My mom moved back to the kitchen counter. She sliced open a package of beef and plopped it into a Crockpot. She added a bag of baby carrots, diced onions, wine, beef broth, and a heaping spoonful of paprika. Pot roast meant only one thing: Stanley. I was grateful for the warning.
“You’ll be home for dinner, honey, won’t you?” She ground pepper into the pot.
“Can’t. I’m helping Afi again tonight,” I lied.
“You’ve been doing that a lot lately. It’s not cutting into your studies, is it?”
“No.” Not a lie. Norse Falls High was, if nothing else, academic pabulum.
“Too bad. Stanley was hoping you’d
be here.”
Then he was even more of a doofus than I thought he was, because I’d been giving him the stink eye ever since he burst into our lives like gum on the face. The whole thought of my mom having a boyfriend made me want to retch. For starters, it was way too soon after the divorce. Plus, Stanley was a bore and a nerd. But worst of all, he tethered her to Minnesota, which made a return to California unlikely. Stanley, therefore, was a sore subject.
As was the ink-still-drying-on-the-paper divorce. Ten days ago, my mom had to track my dad down at the San Francisco Airport to get him to sign the final papers. He had been on his way to Vancouver to meet with a project engineer for his newest venture. She had returned all flushed and in the mood to celebrate. My dad is an entrepreneur, and he can’t help it if his job requires him to travel a lot. The affair he definitely could have helped, and it still pissed me off, but he had said he was sorry about a thousand times. And he really was a good guy and a good dad. If I could forgive him, so could she. She just needed more time and space, without complications like Stanley.
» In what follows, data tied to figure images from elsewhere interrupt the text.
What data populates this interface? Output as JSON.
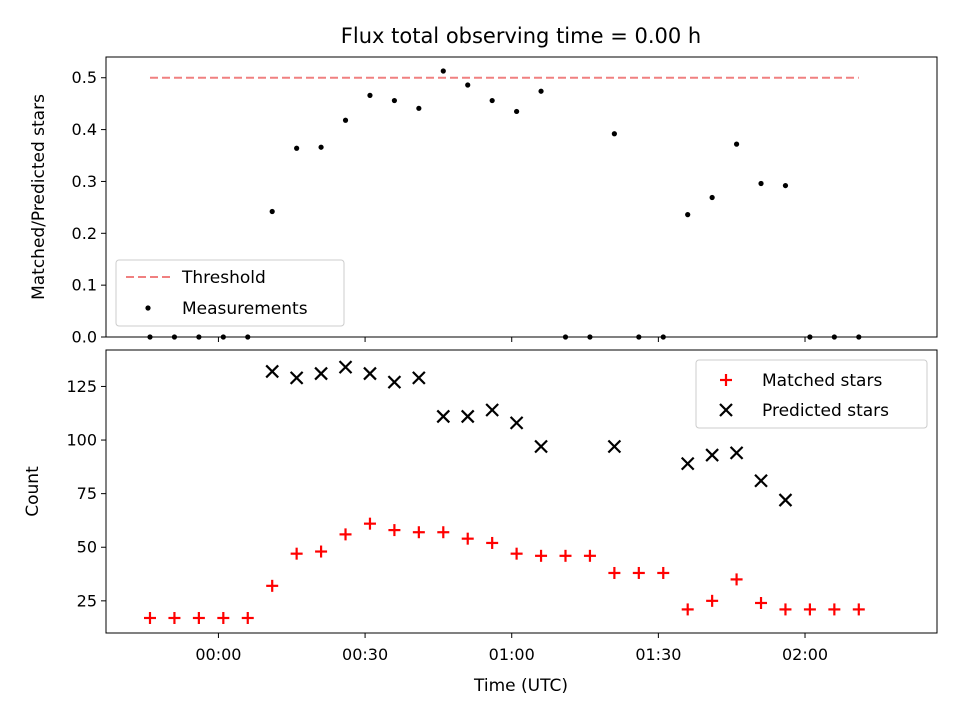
{
  "chart_data": [
    {
      "type": "scatter",
      "title": "Flux total observing time = 0.00 h",
      "xlabel": "",
      "ylabel": "Matched/Predicted stars",
      "ylim": [
        0,
        0.54
      ],
      "yticks": [
        "0.0",
        "0.1",
        "0.2",
        "0.3",
        "0.4",
        "0.5"
      ],
      "ytick_values": [
        0.0,
        0.1,
        0.2,
        0.3,
        0.4,
        0.5
      ],
      "legend_position": "lower-left",
      "threshold": {
        "name": "Threshold",
        "value": 0.5,
        "x_range": [
          "23:46",
          "02:11"
        ],
        "color": "#f08080"
      },
      "measurements": {
        "name": "Measurements",
        "color": "#000000",
        "points": [
          {
            "x": "23:46",
            "y": 0.0
          },
          {
            "x": "23:51",
            "y": 0.0
          },
          {
            "x": "23:56",
            "y": 0.0
          },
          {
            "x": "00:01",
            "y": 0.0
          },
          {
            "x": "00:06",
            "y": 0.0
          },
          {
            "x": "00:11",
            "y": 0.242
          },
          {
            "x": "00:16",
            "y": 0.364
          },
          {
            "x": "00:21",
            "y": 0.366
          },
          {
            "x": "00:26",
            "y": 0.418
          },
          {
            "x": "00:31",
            "y": 0.466
          },
          {
            "x": "00:36",
            "y": 0.456
          },
          {
            "x": "00:41",
            "y": 0.441
          },
          {
            "x": "00:46",
            "y": 0.513
          },
          {
            "x": "00:51",
            "y": 0.486
          },
          {
            "x": "00:56",
            "y": 0.456
          },
          {
            "x": "01:01",
            "y": 0.435
          },
          {
            "x": "01:06",
            "y": 0.474
          },
          {
            "x": "01:11",
            "y": 0.0
          },
          {
            "x": "01:16",
            "y": 0.0
          },
          {
            "x": "01:21",
            "y": 0.392
          },
          {
            "x": "01:26",
            "y": 0.0
          },
          {
            "x": "01:31",
            "y": 0.0
          },
          {
            "x": "01:36",
            "y": 0.236
          },
          {
            "x": "01:41",
            "y": 0.269
          },
          {
            "x": "01:46",
            "y": 0.372
          },
          {
            "x": "01:51",
            "y": 0.296
          },
          {
            "x": "01:56",
            "y": 0.292
          },
          {
            "x": "02:01",
            "y": 0.0
          },
          {
            "x": "02:06",
            "y": 0.0
          },
          {
            "x": "02:11",
            "y": 0.0
          }
        ]
      }
    },
    {
      "type": "scatter",
      "title": "",
      "xlabel": "Time (UTC)",
      "ylabel": "Count",
      "ylim": [
        10,
        142
      ],
      "yticks": [
        "25",
        "50",
        "75",
        "100",
        "125"
      ],
      "ytick_values": [
        25,
        50,
        75,
        100,
        125
      ],
      "xlim": [
        "23:37",
        "02:27"
      ],
      "xticks": [
        "00:00",
        "00:30",
        "01:00",
        "01:30",
        "02:00"
      ],
      "legend_position": "upper-right",
      "series": [
        {
          "name": "Matched stars",
          "marker": "plus",
          "color": "#ff0000",
          "points": [
            {
              "x": "23:46",
              "y": 17
            },
            {
              "x": "23:51",
              "y": 17
            },
            {
              "x": "23:56",
              "y": 17
            },
            {
              "x": "00:01",
              "y": 17
            },
            {
              "x": "00:06",
              "y": 17
            },
            {
              "x": "00:11",
              "y": 32
            },
            {
              "x": "00:16",
              "y": 47
            },
            {
              "x": "00:21",
              "y": 48
            },
            {
              "x": "00:26",
              "y": 56
            },
            {
              "x": "00:31",
              "y": 61
            },
            {
              "x": "00:36",
              "y": 58
            },
            {
              "x": "00:41",
              "y": 57
            },
            {
              "x": "00:46",
              "y": 57
            },
            {
              "x": "00:51",
              "y": 54
            },
            {
              "x": "00:56",
              "y": 52
            },
            {
              "x": "01:01",
              "y": 47
            },
            {
              "x": "01:06",
              "y": 46
            },
            {
              "x": "01:11",
              "y": 46
            },
            {
              "x": "01:16",
              "y": 46
            },
            {
              "x": "01:21",
              "y": 38
            },
            {
              "x": "01:26",
              "y": 38
            },
            {
              "x": "01:31",
              "y": 38
            },
            {
              "x": "01:36",
              "y": 21
            },
            {
              "x": "01:41",
              "y": 25
            },
            {
              "x": "01:46",
              "y": 35
            },
            {
              "x": "01:51",
              "y": 24
            },
            {
              "x": "01:56",
              "y": 21
            },
            {
              "x": "02:01",
              "y": 21
            },
            {
              "x": "02:06",
              "y": 21
            },
            {
              "x": "02:11",
              "y": 21
            }
          ]
        },
        {
          "name": "Predicted stars",
          "marker": "x",
          "color": "#000000",
          "points": [
            {
              "x": "00:11",
              "y": 132
            },
            {
              "x": "00:16",
              "y": 129
            },
            {
              "x": "00:21",
              "y": 131
            },
            {
              "x": "00:26",
              "y": 134
            },
            {
              "x": "00:31",
              "y": 131
            },
            {
              "x": "00:36",
              "y": 127
            },
            {
              "x": "00:41",
              "y": 129
            },
            {
              "x": "00:46",
              "y": 111
            },
            {
              "x": "00:51",
              "y": 111
            },
            {
              "x": "00:56",
              "y": 114
            },
            {
              "x": "01:01",
              "y": 108
            },
            {
              "x": "01:06",
              "y": 97
            },
            {
              "x": "01:21",
              "y": 97
            },
            {
              "x": "01:36",
              "y": 89
            },
            {
              "x": "01:41",
              "y": 93
            },
            {
              "x": "01:46",
              "y": 94
            },
            {
              "x": "01:51",
              "y": 81
            },
            {
              "x": "01:56",
              "y": 72
            }
          ]
        }
      ]
    }
  ]
}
My mom checked the clock on the stove. “Yikes. Gotta go. Eight o’clock lecture.” She kissed the top of my head and hurried out of the room with a jangle of keys and a rustling stack of graded papers. My mom is a mathematics professor who left a tenured position at UCLA to return to her hometown and the nearby podunk Walden College, in a post-divorce molting of everything she associated with southern California: crime, traffic, materialism, and my dad. And as much as I loved my mom — and knew she was heartbroken, and wanted her to be happy — I had never been, and was still not, on board with the move.
The back door slammed and I sighed, dreading another day of torture at school.
I dropped my satchel on the worktable and fell into a chair. English had been a joke. Social Science had been a snore. And the butchery Madame Klabber, the French teacher, committed to the French language was, as ma grandmère in Santa Monica would say, un massacre. At least fourth period was Design, the only class and teacher I found remotely interesting.
Ms. Bryant leaned against the front edge of her desk, crossing one booted calf over the other. Her look that day, a chunky brown belt over a rolled-at-the-sleeve tweed jacket, was one I’d be borrowing. I asked myself again how this smart, attractive native Chicagoan had settled in Norse Falls.